Closer Look
Although it's tempting to read into his suicide too much, it's safe to say that Bas Jan Ader's work often dealt with the "disappearing figure," as described by journalist Catherine Wagley. In his performance art, documented by photography and film, he toppled off roofs and ledges or out of trees, or drove his bicycle into a canal. Rachel Kent has isolated in three works themes of "loss, frailty and failure." In his Fall works, Jan Ader hoisted a concrete block over a cluster of light bulbs until his grip weakens and the block crashes to the ground, crushing the scene’s source of light. In Fall I, he dangles from a tree branch until he loses his grip. Finally, in 1975, sailing across the Atlantic as part of In Search of the Miraculous, he never returned.
Catherine Wagley. "Bas Jan Ader, Zoe Crosher, and the Art of Disappearing People." LA Weekly. July 2011.
Canon
The artist is a seminal example of the Romantic Conceptualist movement, comprising artists who found sentiment in rigid panned gestures. Artists have made various updates and tributes to his final work, In Search of the Miraculous. Charles Ray sailed a boat in his memory, and Chris Burden, another artist known for his endurance, tipped his Ghost Ships in Jan Ader's honor in 1996. Photographer Christopher Williams created Bouquet for Bas Jan Ader and Christopher D'Arcangelo, linking these two artists so devoted to de-materialization in life (and death). Italian artist Piero Golia re-enacted Ader's disappearance by vanishing for three weeks, illegally crossing borders and leaving no trace of himself.
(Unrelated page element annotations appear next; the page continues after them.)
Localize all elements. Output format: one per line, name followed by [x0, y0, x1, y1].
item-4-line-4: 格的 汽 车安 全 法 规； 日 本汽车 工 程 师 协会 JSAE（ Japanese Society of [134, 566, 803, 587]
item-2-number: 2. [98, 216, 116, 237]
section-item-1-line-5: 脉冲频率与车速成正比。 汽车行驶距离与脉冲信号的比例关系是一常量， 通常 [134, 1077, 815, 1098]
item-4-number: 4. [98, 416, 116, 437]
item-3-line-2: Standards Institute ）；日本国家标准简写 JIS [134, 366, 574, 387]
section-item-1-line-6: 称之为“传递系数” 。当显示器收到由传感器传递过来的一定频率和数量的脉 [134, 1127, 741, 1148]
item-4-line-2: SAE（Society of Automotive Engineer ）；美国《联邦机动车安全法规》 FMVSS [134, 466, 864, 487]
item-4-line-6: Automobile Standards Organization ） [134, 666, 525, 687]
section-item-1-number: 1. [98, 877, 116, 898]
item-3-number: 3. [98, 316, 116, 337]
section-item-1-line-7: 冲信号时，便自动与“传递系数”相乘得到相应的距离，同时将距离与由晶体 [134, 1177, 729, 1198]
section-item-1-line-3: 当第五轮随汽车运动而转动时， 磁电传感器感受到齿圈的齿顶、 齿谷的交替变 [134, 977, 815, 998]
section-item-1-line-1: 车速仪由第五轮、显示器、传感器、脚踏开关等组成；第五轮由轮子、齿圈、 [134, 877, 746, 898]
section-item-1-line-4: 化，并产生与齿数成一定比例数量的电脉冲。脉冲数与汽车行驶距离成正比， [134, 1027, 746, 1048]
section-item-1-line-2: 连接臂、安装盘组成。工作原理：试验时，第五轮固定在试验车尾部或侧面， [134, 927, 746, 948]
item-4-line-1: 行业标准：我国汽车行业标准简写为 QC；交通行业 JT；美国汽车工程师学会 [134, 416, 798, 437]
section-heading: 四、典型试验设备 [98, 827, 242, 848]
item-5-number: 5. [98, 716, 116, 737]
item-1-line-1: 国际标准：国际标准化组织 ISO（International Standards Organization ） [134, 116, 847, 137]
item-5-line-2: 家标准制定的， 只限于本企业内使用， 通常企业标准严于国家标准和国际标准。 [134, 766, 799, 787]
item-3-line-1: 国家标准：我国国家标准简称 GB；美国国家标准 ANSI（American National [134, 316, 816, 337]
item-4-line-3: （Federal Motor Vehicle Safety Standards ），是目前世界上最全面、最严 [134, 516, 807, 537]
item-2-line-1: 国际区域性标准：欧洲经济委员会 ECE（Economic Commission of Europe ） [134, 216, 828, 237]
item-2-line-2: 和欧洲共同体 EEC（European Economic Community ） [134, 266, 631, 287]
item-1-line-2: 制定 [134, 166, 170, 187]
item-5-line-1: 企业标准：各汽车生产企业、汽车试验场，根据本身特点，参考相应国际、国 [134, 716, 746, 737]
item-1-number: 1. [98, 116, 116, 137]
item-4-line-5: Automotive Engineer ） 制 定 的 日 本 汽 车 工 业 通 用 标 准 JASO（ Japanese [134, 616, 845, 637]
Rachel Kent. "Pun to Paradox: Bas Jan Ader Revisited." Parkett. 177.

Related Work
In Light Vulnerable Objects Threatened by Eight Cement Bricks, an installation from 1970, Ader suspended by means of eight ropes, eight cinder blocks over eight vulnerable objects (a birthday cake, flowers, light bulbs, eggs and so on). Periodically, during the duration of the installation, he entered the space and severed one rope with a utility knife, allowing a cinder block to fall and to crash into the vulnerable object below. The first of his Fall pieces also dates from 1970.
There is a significant difference between cinder blocks falling and Ader falling. Because it is falling that is the form and content of the work, not the vulnerable objects, and not their victimization at the hands of the block. In these pieces, Ader is the evidence of gravity. He surrenders to it. He doesn’t use it to smash vulnerable objects with cinder blocks. He surrenders.
Seth Kim-Cohen. "The Artist's Body as Gravity Makes Itself Its Master: Bas Jan Ader's Incompetence." Tate Modern. 2005.
In the Artist's words: on gravity
Bas Jan Ader located in the artist's body a metaphor for resistance, against entropy among other sources of oppression. “The artist’s body as gravity makes itself its master,” he said regarding his two Falling videos when they were first shown in Dusseldorf in 1971. The works are metaphors for the human condition, and the temptation and the aversion to failure. He said of these same works, “In the film I silently state everything which has to do with falling. It’s a large task which demands a great deal of difficult thinking.”
Tony Godfrey. "Conceptual Art." Phaidon. 1998. 215.
Jan Tumlir. “Bas Jan Ader: Artist and Time Traveler.” The Art Gallery, University of California. 1999. 26.
Related Work: I'm Too Sad to Tell You
Yet another failure in the world as described by Bas Jan Ader is the in ability to communicate. Perhaps the artist's most famous work, I'm Too Sad to Tell You, is a 1971 short film in which the artist silently weeps. We know not his reason for crying yet we empathize in a universal way. "When I cried, it was because of extreme grief, and when I fell, it was because gravity made itself master over me," said the artist.
Seth Kim-Cohen. "The Artist's Body as Gravity Makes Itself Its Master: Bas Jan Ader's Incompetence." Tate Modern. 2005.